According to Article 85 of the Criminal Code, which specifically refers to ‘the unlawful assumption by private persons of powers belonging to public authority,’ landlords found to have carried out actions amounting to forced evictions are potentially liable for a fine of €1,500 – €4,000 as well as imprisonment for one – three months.
However, forced evictions are not considered an ‘ex officio’ offence – in other words, the police force does not have the right to investigate such cases unless a complaint is filed directly by the affected individual.
“When a landlord is in breach of Article 85 of the Criminal Code, the police can choose not to take any action, in which case the tenant would have to instruct a lawyer to make a kwerela (complaint) at the police station where the report was originally made. The police can apparently still refuse to take action in which case the tenant can challenge the Police Commissioner directly,” Axisa MacRae wrote.
In other words, even if the eviction is forced and manifestly illegal, the police force can still decline to intervene, meaning that in such a case the tenants would be forced to enter into a long, complicated legal process that would likely take years to even begin addressing the root of the dispute.
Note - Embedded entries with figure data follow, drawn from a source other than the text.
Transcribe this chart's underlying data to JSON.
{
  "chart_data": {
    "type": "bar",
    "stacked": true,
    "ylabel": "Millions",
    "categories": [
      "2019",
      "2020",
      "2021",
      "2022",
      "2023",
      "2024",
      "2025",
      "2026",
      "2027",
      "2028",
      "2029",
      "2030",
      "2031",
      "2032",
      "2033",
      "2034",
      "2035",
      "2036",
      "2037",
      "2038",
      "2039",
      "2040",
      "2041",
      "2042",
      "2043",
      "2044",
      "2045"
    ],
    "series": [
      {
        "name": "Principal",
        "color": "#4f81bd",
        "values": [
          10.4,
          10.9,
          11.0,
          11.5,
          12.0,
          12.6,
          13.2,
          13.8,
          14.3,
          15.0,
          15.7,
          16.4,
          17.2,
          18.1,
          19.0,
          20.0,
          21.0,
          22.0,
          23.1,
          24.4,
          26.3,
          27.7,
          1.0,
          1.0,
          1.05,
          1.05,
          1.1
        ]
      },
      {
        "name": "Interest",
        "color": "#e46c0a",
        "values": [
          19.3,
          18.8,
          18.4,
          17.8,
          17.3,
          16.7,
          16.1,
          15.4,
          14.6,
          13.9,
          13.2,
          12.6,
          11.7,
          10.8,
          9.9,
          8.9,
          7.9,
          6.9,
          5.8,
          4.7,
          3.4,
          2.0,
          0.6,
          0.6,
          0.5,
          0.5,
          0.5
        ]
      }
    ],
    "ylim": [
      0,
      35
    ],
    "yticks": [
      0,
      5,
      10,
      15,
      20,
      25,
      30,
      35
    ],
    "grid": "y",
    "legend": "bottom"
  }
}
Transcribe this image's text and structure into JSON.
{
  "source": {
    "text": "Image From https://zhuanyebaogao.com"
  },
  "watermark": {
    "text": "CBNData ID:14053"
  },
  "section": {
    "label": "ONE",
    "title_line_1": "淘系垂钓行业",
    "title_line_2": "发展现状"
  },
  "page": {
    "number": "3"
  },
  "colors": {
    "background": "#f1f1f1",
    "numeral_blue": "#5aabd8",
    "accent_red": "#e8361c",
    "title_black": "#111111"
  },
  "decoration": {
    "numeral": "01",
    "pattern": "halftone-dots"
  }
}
“This is the Maltese state refusing to protect residents and citizens of Malta when they are subjected to humiliating and traumatic criminal acts of aggression by persons in positions of power over them,” Axisa MacRae said in her post.
When reached for comment, the head of the tenants’ association spoke of the recurring nature of the issue, highlighting multiple cases in which tenants spoke of cruel and degrading treatment from landlords seeking to extract as much profit as possible with little regard for people’s basic needs.
Besides the shocking incident in Gżira in which a landlord kicked down the door of an apartment which was occupied by tenants who refused to pay for a washing machine technician, highlighted earlier this month by Lovin Malta, the same portal also previously published several other similar stories.
In February, another article highlighted an even graver situation in which the landlord, who was also the employer of the tenants living in his apartment in Mosta, was filmed physically assaulting the tenants following one resident’s decision to quit his job and leave the apartment.
Several members of the Malta Tenant Support Facebook group regularly air their grievances online in the hope of finding a way to resolve disputes with belligerent landlords.
In the past few months, multiple users have detailed incidents in which their landlords either threatened to cut off their water and electricity supply, or did so in an attempt to force them out of the property.